5. When you hear Streisand belting out, “The Way We Were,” are you grateful for the following famous lyrics? “Memories may be beautiful and yet….What’s too painful to remember, we simply choose to forget.” Yeah, that’s the ticket! We voluntarily forget where we park our car because it hurts too much to recall. Better to get stared at while the security guy drives us 18 miles around the Nordstrom’s lot in his jerky little golf cart.

6. Do you claim your short term memory is worse than your long term memory? Which really means, you can’t recount what you had for dinner OR for breakfast?

7. Do you ever re-gift a present to a friend, then worry she might be who gave you, “The All New Clapper, Chia Pet Snuggie” in the first place? (Relax… she can’t remember either.)

If you answered ‘Yes” to several questions, rest assured you are exactly normal.
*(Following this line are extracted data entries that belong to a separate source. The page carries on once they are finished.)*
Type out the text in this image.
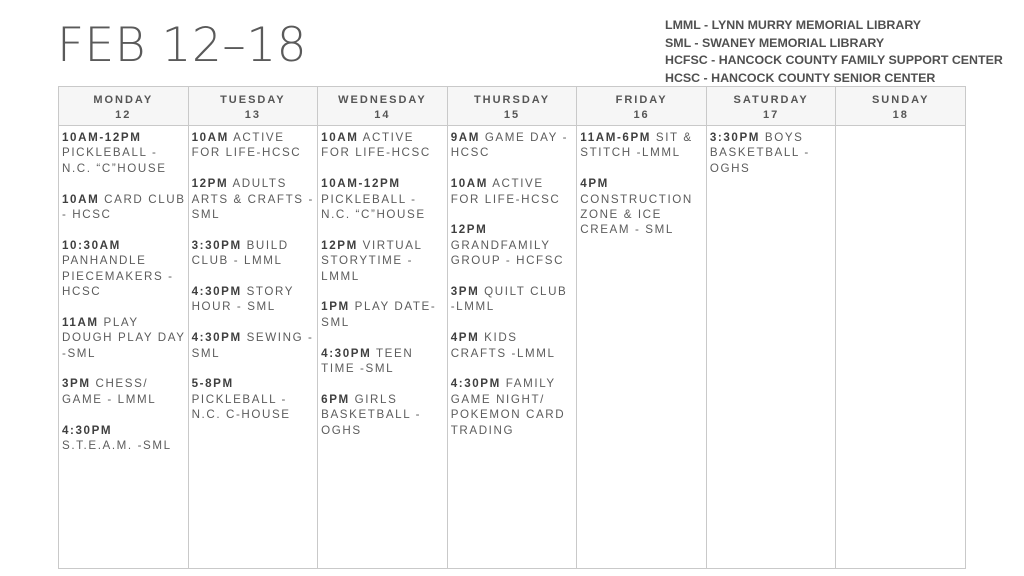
FEB 12–18	LMML - LYNN MURRY MEMORIAL LIBRARY
SML - SWANEY MEMORIAL LIBRARY
HCFSC - HANCOCK COUNTY FAMILY SUPPORT CENTER
HCSC - HANCOCK COUNTY SENIOR CENTER
MONDAY
12
TUESDAY
13
WEDNESDAY
14
THURSDAY
15
FRIDAY
16
SATURDAY
17
SUNDAY
18
10AM-12PM PICKLEBALL - N.C. “C”HOUSE
10AM CARD CLUB - HCSC
10:30AM PANHANDLE PIECEMAKERS - HCSC
11AM PLAY DOUGH PLAY DAY -SML
3PM CHESS/ GAME - LMML
4:30PM S.T.E.A.M. -SML
10AM ACTIVE FOR LIFE-HCSC
12PM ADULTS ARTS & CRAFTS -SML
3:30PM BUILD CLUB - LMML
4:30PM STORY HOUR - SML
4:30PM SEWING -SML
5-8PM PICKLEBALL - N.C. C-HOUSE
10AM ACTIVE FOR LIFE-HCSC
10AM-12PM PICKLEBALL - N.C. “C”HOUSE
12PM VIRTUAL STORYTIME - LMML
1PM PLAY DATE- SML
4:30PM TEEN TIME -SML
6PM GIRLS BASKETBALL - OGHS
9AM GAME DAY - HCSC
10AM ACTIVE FOR LIFE-HCSC
12PM GRANDFAMILY GROUP - HCFSC
3PM QUILT CLUB -LMML
4PM KIDS CRAFTS -LMML
4:30PM FAMILY GAME NIGHT/ POKEMON CARD TRADING
11AM-6PM SIT & STITCH -LMML
4PM CONSTRUCTION ZONE & ICE CREAM - SML
3:30PM BOYS BASKETBALL - OGHS
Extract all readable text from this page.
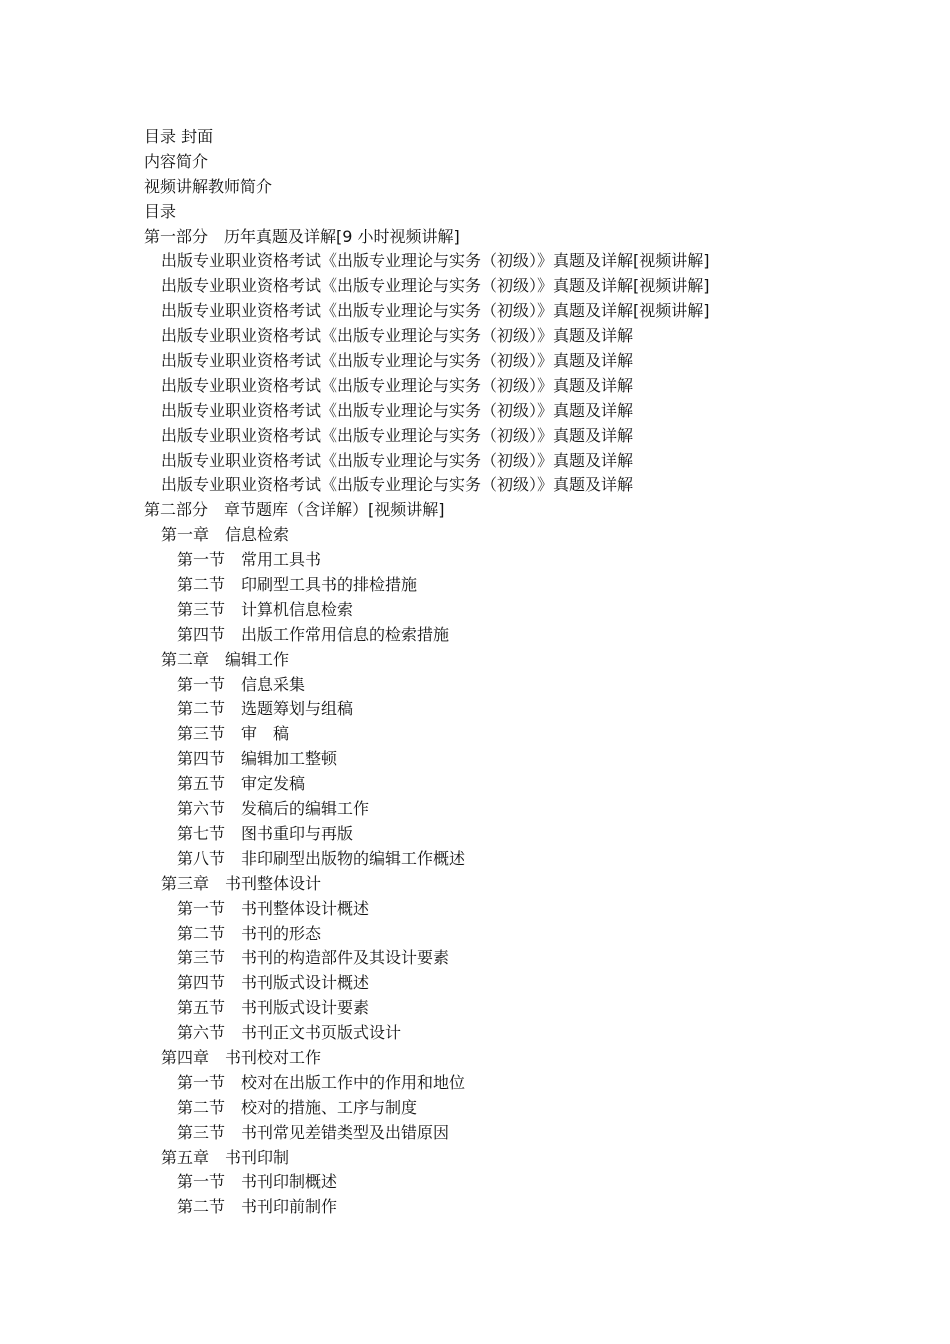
目录 封面
内容简介
视频讲解教师简介
目录
第一部分　历年真题及详解[9 小时视频讲解]
出版专业职业资格考试《出版专业理论与实务（初级）》真题及详解[视频讲解]
出版专业职业资格考试《出版专业理论与实务（初级）》真题及详解[视频讲解]
出版专业职业资格考试《出版专业理论与实务（初级）》真题及详解[视频讲解]
出版专业职业资格考试《出版专业理论与实务（初级）》真题及详解
出版专业职业资格考试《出版专业理论与实务（初级）》真题及详解
出版专业职业资格考试《出版专业理论与实务（初级）》真题及详解
出版专业职业资格考试《出版专业理论与实务（初级）》真题及详解
出版专业职业资格考试《出版专业理论与实务（初级）》真题及详解
出版专业职业资格考试《出版专业理论与实务（初级）》真题及详解
出版专业职业资格考试《出版专业理论与实务（初级）》真题及详解
第二部分　章节题库（含详解）[视频讲解]
第一章　信息检索
第一节　常用工具书
第二节　印刷型工具书的排检措施
第三节　计算机信息检索
第四节　出版工作常用信息的检索措施
第二章　编辑工作
第一节　信息采集
第二节　选题筹划与组稿
第三节　审　稿
第四节　编辑加工整顿
第五节　审定发稿
第六节　发稿后的编辑工作
第七节　图书重印与再版
第八节　非印刷型出版物的编辑工作概述
第三章　书刊整体设计
第一节　书刊整体设计概述
第二节　书刊的形态
第三节　书刊的构造部件及其设计要素
第四节　书刊版式设计概述
第五节　书刊版式设计要素
第六节　书刊正文书页版式设计
第四章　书刊校对工作
第一节　校对在出版工作中的作用和地位
第二节　校对的措施、工序与制度
第三节　书刊常见差错类型及出错原因
第五章　书刊印制
第一节　书刊印制概述
第二节　书刊印前制作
But if you answered “Yes” to all, rest assured you are exactly like me. But we can still call ourselves normal, if we just conveniently forget what the definition is! So always remember you are NOT alone and there’s strength in numbers . . . which reminds me – – Hmm, next week’s topic might need to be on the significance of the number uh, um, was it 28? Because for the life of me now, I cannot recollect why I asked you to remember it.

See? We can all forget about your test results – – truly I am the one officially losing it!